В открытое окно терема ветер нес черный пепел с пожарища. Дмитрий Иванович стоял у окна, глядел с высоты на погоревший Суздаль. За спиной послышались легкие, быстрые шаги. Дмитрий оглянулся. Перед ним, смущенно потупясь, стояла девушка в василькового цвета летнике, щеки ее рделись румянцем.
— Прости, князь, не чаяла тебя встретить, — проговорила она.
Князь молчал.
Она подняла на него глаза, не зная, сердиться или нет за его молчание, и поняла: князь смутился больше ее.

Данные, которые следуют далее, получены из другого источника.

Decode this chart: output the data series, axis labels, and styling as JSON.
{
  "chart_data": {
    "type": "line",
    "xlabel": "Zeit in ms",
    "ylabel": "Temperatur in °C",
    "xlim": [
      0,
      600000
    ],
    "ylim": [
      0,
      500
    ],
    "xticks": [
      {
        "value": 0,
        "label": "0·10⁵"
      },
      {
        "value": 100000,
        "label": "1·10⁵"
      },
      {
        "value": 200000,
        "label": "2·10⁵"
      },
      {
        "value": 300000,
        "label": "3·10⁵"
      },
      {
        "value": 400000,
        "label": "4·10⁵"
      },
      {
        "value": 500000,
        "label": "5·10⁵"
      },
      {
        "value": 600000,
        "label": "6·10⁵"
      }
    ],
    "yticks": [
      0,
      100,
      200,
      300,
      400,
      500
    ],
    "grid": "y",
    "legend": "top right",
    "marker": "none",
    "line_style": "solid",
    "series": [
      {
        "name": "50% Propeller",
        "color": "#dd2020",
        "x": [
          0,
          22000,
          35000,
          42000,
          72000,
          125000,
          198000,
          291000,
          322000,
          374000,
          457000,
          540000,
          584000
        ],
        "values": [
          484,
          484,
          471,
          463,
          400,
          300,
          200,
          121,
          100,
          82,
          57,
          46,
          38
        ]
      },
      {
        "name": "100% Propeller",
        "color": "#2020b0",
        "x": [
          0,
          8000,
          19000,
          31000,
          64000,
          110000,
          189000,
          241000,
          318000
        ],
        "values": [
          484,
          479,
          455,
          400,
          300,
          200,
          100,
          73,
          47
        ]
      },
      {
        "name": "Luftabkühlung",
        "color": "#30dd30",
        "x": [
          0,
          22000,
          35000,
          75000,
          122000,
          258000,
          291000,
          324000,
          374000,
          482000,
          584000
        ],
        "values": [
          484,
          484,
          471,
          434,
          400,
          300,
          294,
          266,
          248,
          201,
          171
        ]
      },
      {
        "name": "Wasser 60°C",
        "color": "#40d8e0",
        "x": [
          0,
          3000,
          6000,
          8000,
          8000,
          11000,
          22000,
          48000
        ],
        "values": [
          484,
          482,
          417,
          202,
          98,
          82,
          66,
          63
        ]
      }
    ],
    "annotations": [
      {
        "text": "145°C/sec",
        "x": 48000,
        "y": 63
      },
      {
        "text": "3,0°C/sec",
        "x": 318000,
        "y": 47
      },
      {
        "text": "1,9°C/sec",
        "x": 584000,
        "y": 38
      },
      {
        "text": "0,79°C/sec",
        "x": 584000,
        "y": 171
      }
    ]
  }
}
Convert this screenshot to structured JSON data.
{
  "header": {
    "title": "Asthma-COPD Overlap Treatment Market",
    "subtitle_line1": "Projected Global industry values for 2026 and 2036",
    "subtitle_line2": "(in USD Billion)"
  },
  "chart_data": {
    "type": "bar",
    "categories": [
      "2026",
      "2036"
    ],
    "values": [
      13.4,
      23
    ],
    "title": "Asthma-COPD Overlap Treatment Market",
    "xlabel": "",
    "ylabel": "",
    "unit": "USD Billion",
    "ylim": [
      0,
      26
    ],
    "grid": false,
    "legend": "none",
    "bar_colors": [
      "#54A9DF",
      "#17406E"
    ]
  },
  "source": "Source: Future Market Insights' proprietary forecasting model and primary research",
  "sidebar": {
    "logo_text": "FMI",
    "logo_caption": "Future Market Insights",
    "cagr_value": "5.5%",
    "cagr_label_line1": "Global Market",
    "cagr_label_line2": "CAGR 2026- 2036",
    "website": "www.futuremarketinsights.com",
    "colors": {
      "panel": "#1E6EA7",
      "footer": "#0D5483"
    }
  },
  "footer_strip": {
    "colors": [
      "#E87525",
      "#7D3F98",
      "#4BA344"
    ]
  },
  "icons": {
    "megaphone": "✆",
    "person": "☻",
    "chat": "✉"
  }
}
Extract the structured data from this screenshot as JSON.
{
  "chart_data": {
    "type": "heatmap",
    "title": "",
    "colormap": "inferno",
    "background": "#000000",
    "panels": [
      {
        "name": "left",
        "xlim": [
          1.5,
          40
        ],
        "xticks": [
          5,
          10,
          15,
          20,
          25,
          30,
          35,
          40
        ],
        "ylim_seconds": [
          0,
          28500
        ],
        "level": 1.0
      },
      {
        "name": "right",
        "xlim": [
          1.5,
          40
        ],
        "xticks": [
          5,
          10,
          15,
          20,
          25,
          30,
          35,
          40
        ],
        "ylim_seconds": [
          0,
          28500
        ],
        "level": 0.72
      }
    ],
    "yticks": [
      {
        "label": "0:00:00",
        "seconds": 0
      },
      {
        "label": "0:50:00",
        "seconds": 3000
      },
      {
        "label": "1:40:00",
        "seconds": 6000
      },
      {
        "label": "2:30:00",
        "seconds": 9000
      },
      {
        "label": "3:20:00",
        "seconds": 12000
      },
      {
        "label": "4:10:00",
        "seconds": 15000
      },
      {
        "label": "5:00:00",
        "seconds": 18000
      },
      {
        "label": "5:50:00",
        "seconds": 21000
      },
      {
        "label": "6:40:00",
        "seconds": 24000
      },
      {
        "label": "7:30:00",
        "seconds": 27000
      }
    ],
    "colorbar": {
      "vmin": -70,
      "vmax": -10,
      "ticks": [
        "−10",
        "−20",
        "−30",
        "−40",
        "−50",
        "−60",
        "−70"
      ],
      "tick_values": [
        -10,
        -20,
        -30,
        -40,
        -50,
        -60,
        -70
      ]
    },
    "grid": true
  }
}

«Очи у нее васильковые, как летник», — только и мог подумать Дмитрий. Еле совладав с собой, ответил:
— Не чаял и я встретить тебя… княжна иль боярышня, не знаю, прости.
Девушка отмахнулась от его несвязных слов.
— Княжна я. Дуней звать…
И тут князь, увидев, как гневная морщинка легла у нее между пушистыми бровями, подумал торопливо: «Аль обидел ее чем? Дурак! Двух слов связать не смог!» А она, подойдя поближе, взглянула строго, пристально, но и со скрытым любопытством:
— Доволен, княже?
— Чем, княжна?
Собольи брови ее удивленно взметнулись.
— Он еще спрашивает! Отца моего, князя Дмитрия Костянтиновича со стола великокняжеского согнал! Посады суздальские сжег! Грамота написана, в ней отец мой тебе молодшим братом нарекся, а ты не знаешь, чем довольным быть. Бесстыжий! Холопей и тех против отца поднял. Вон вчера донесли: пока мы в осаде сидели, поместье у батюшки наши же холопы сожгли и в московские слободы подались, все дело твоих людей — атаманом у них московский сотник был.
— Какой сотник, княжна?
— Почем я знаю. Семка какой–то. Его зимой наши в полон взяли на Плещееве озере.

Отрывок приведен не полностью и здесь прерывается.